According to Adambay himself, the title idea came from former Äkim of Shymkent Ğabidolla Äbdırahimov, though the plot concept was greatly reworked. This was Adambay's seventh work.

== Cast ==
The cast of Akim included Nurtas Adambay, Jan Baijanbaev, Gulnar Dosmatova, Qairat Adilgerei, Marat Dostaev, Aşim Ahmetov, Darhan Daiyrbek, Aiym Seitmetova, Gülnaz Jolanova, and Ashat Ahmetov.

== Plot ==
Resident of Nur-Sultan, Azamat (Nurtas Adambay) is appointed by his wealthy official father (Jan Baijanbaev) as akim in the fictional Tazabulaq District. Throughout the movie, Azamat is forced to get acquainted to the auyl lifestyle and the local residents.
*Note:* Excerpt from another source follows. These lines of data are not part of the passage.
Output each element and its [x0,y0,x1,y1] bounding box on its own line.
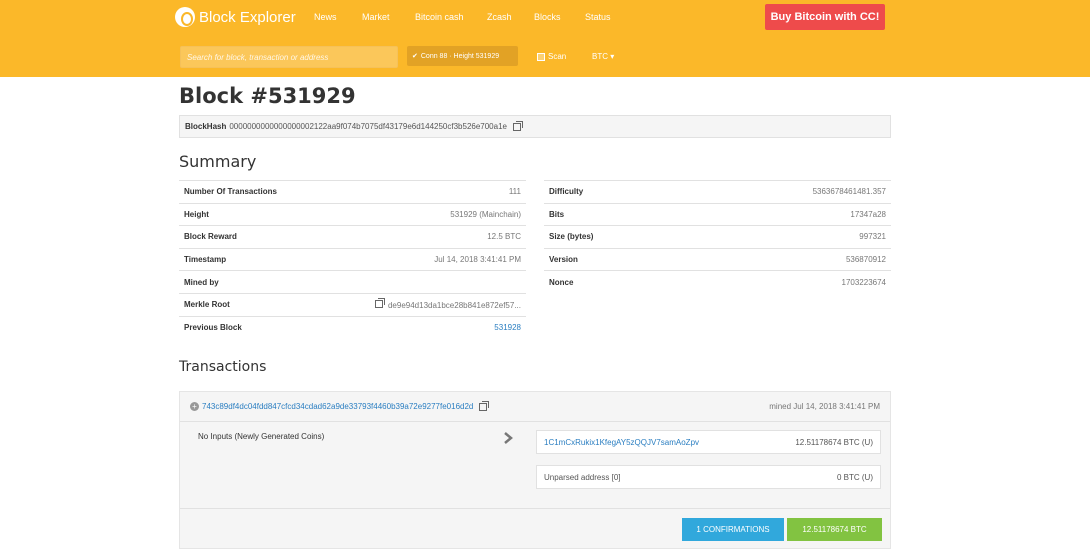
output-address: Unparsed address [0] [544,472,621,482]
total-amount-button[interactable]: 12.51178674 BTC [787,518,882,541]
summary-row: Timestamp Jul 14, 2018 3:41:41 PM [179,247,526,271]
summary-row: Nonce 1703223674 [544,270,891,293]
row-key: Height [184,209,209,219]
previous-block-link[interactable]: 531928 [494,323,521,332]
row-key: Bits [549,209,565,219]
summary-row: Version 536870912 [544,247,891,271]
summary-row: Merkle Root de9e94d13da1bce28b841e872ef57… [179,292,526,316]
merkle-root-value: de9e94d13da1bce28b841e872ef57... [372,297,521,310]
summary-row: Previous Block 531928 [179,315,526,339]
row-value: 17347a28 [850,209,886,219]
transaction-inputs: No Inputs (Newly Generated Coins) [198,432,325,441]
confirmations-button[interactable]: 1 CONFIRMATIONS [682,518,784,541]
transaction-id-link[interactable]: 743c89df4dc04fdd847cfcd34cdad62a9de33793… [202,402,473,411]
row-key: Block Reward [184,232,237,242]
copy-icon[interactable] [374,297,385,308]
summary-row: Block Reward 12.5 BTC [179,225,526,248]
arrow-right-icon [504,432,513,444]
row-value: 1703223674 [841,277,887,287]
mined-time: mined Jul 14, 2018 3:41:41 PM [769,402,880,411]
summary-left: Number Of Transactions 111 Height 531929 (… [179,180,526,338]
search-input[interactable] [187,52,397,62]
transaction-header: + 743c89df4dc04fdd847cfcd34cdad62a9de337… [180,392,890,422]
merkle-root-text: de9e94d13da1bce28b841e872ef57... [387,300,521,310]
row-value: 5363678461481.357 [812,187,886,197]
output-amount: 0 BTC (U) [837,472,873,482]
block-hash-value: 0000000000000000002122aa9f074b7075df4317… [229,122,507,131]
nav-news[interactable]: News [314,12,337,22]
scan-button[interactable]: Scan [537,52,566,61]
block-hash-label: BlockHash [185,122,227,131]
transactions-title: Transactions [179,359,267,375]
row-key: Merkle Root [184,300,230,310]
expand-icon[interactable]: + [190,402,199,411]
summary-row: Difficulty 5363678461481.357 [544,180,891,203]
row-value: 531929 (Mainchain) [450,209,521,219]
transaction-footer: 1 CONFIRMATIONS 12.51178674 BTC [180,508,890,549]
summary-row: Mined by [179,270,526,293]
output-amount: 12.51178674 BTC (U) [795,437,873,447]
nav-status[interactable]: Status [585,12,611,22]
nav-market[interactable]: Market [362,12,390,22]
row-key: Previous Block [184,322,242,332]
scan-icon [537,52,545,61]
row-value: 12.5 BTC [487,232,521,242]
check-icon: ✔ [412,53,418,60]
row-key: Timestamp [184,255,227,265]
row-key: Mined by [184,277,219,287]
nav-bitcoin-cash[interactable]: Bitcoin cash [415,12,464,22]
summary-row: Number Of Transactions 111 [179,180,526,203]
page-title: Block #531929 [179,84,356,108]
row-key: Version [549,255,578,265]
search-box[interactable] [180,46,398,68]
logo[interactable]: Block Explorer [175,5,296,29]
network-status-text: Conn 88 · Height 531929 [420,52,500,60]
row-value: 536870912 [845,255,886,265]
summary-row: Bits 17347a28 [544,202,891,226]
logo-text: Block Explorer [199,8,296,26]
logo-icon [175,7,195,27]
row-key: Size (bytes) [549,232,594,242]
top-header: Block Explorer News Market Bitcoin cash … [0,0,1090,77]
row-value: Jul 14, 2018 3:41:41 PM [434,255,521,265]
copy-icon[interactable] [512,120,523,131]
summary-row: Height 531929 (Mainchain) [179,202,526,226]
row-key: Nonce [549,277,574,287]
transaction-id: + 743c89df4dc04fdd847cfcd34cdad62a9de337… [190,400,490,411]
block-hash-box: BlockHash 0000000000000000002122aa9f074b… [179,115,891,138]
transaction-card: + 743c89df4dc04fdd847cfcd34cdad62a9de337… [179,391,891,549]
row-value: 111 [508,187,521,197]
output-row: Unparsed address [0] 0 BTC (U) [536,465,881,489]
output-row: 1C1mCxRukix1KfegAY5zQQJV7samAoZpv 12.511… [536,430,881,454]
network-status-pill[interactable]: ✔ Conn 88 · Height 531929 [407,46,518,66]
summary-title: Summary [179,152,257,171]
buy-bitcoin-button[interactable]: Buy Bitcoin with CC! [765,4,885,30]
output-address[interactable]: 1C1mCxRukix1KfegAY5zQQJV7samAoZpv [544,438,699,447]
copy-icon[interactable] [479,400,490,411]
summary-right: Difficulty 5363678461481.357 Bits 17347a28… [544,180,891,293]
row-value: 997321 [859,232,886,242]
nav-blocks[interactable]: Blocks [534,12,561,22]
scan-label: Scan [548,52,567,61]
nav-zcash[interactable]: Zcash [487,12,512,22]
row-key: Number Of Transactions [184,187,277,197]
summary-row: Size (bytes) 997321 [544,225,891,248]
currency-select[interactable]: BTC ▾ [592,52,614,61]
row-key: Difficulty [549,187,584,197]
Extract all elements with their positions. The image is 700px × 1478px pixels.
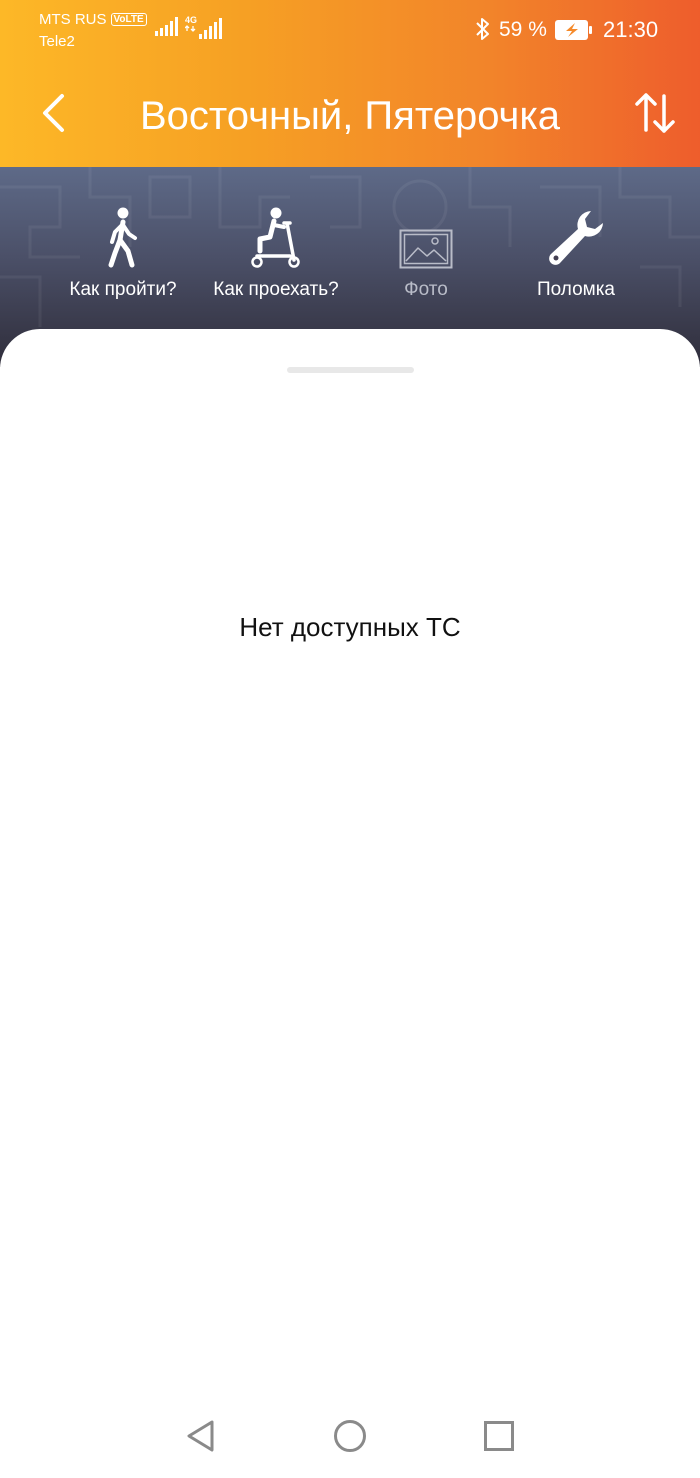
triangle-back-icon[interactable] [184,1417,218,1455]
swap-vertical-icon [635,93,675,133]
volte-badge: VoLTE [110,13,147,26]
wrench-icon [549,211,603,265]
carrier-secondary: Tele2 [39,33,75,50]
back-button[interactable] [30,88,80,138]
report-breakdown-label: Поломка [536,279,616,300]
sheet-drag-handle[interactable] [287,367,414,373]
scooter-icon [251,207,300,268]
photo-button[interactable]: Фото [351,197,501,301]
status-clock: 21:30 [603,17,659,42]
square-recents-icon[interactable] [482,1417,516,1455]
page-title: Восточный, Пятерочка [140,94,561,138]
empty-vehicles-message: Нет доступных ТС [239,612,461,642]
ride-route-button[interactable]: Как проехать? [201,197,351,301]
carrier-primary-label: MTS RUS [39,11,107,28]
status-bar: MTS RUS VoLTE Tele2 4G 59 % 21:30 [0,0,700,60]
photo-label: Фото [404,279,448,300]
network-4g-signal-icon: 4G [185,15,222,39]
walking-person-icon [108,207,137,268]
signal-strength-icon [155,17,178,36]
report-breakdown-button[interactable]: Поломка [501,197,651,301]
system-navigation-bar [0,1395,700,1478]
bluetooth-icon [476,18,489,40]
circle-home-icon[interactable] [332,1417,368,1455]
network-type-label: 4G [185,15,197,25]
carrier-primary: MTS RUS VoLTE [39,11,147,29]
swap-direction-button[interactable] [630,88,680,138]
ride-route-label: Как проехать? [213,279,339,300]
photo-icon [399,229,453,269]
battery-charging-icon [555,20,592,40]
chevron-left-icon [43,94,64,132]
walk-route-label: Как пройти? [69,279,177,300]
walk-route-button[interactable]: Как пройти? [48,197,198,301]
app-header: MTS RUS VoLTE Tele2 4G 59 % 21:30 Восточ… [0,0,700,167]
battery-percentage: 59 % [499,18,547,41]
vehicles-bottom-sheet[interactable]: Нет доступных ТС [0,329,700,1478]
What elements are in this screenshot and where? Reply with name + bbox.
Losing access to the mobile network, Azamat, who doesn't speak Kazakh and is now the Akim of Tazabulaq, faces hardships. In order to be seen as a popular akim, Azamat befriends his neighbour Mağjan and starts taking Kazakh classes from local teacher Gülnaz.

== Release ==
The movie was released on 7 November 2019 throughout Kazakhstan.

== Reception ==
After the release of the political movie Akim, the media speculated on Nurtas Adambay's potential political ambitions, comparing the work to Servant of the People series by Volodymyr Zelenskyy and the latter's then-new political career. Adambay, however, refuted the rumors, stating that he does not intend to run for any political office.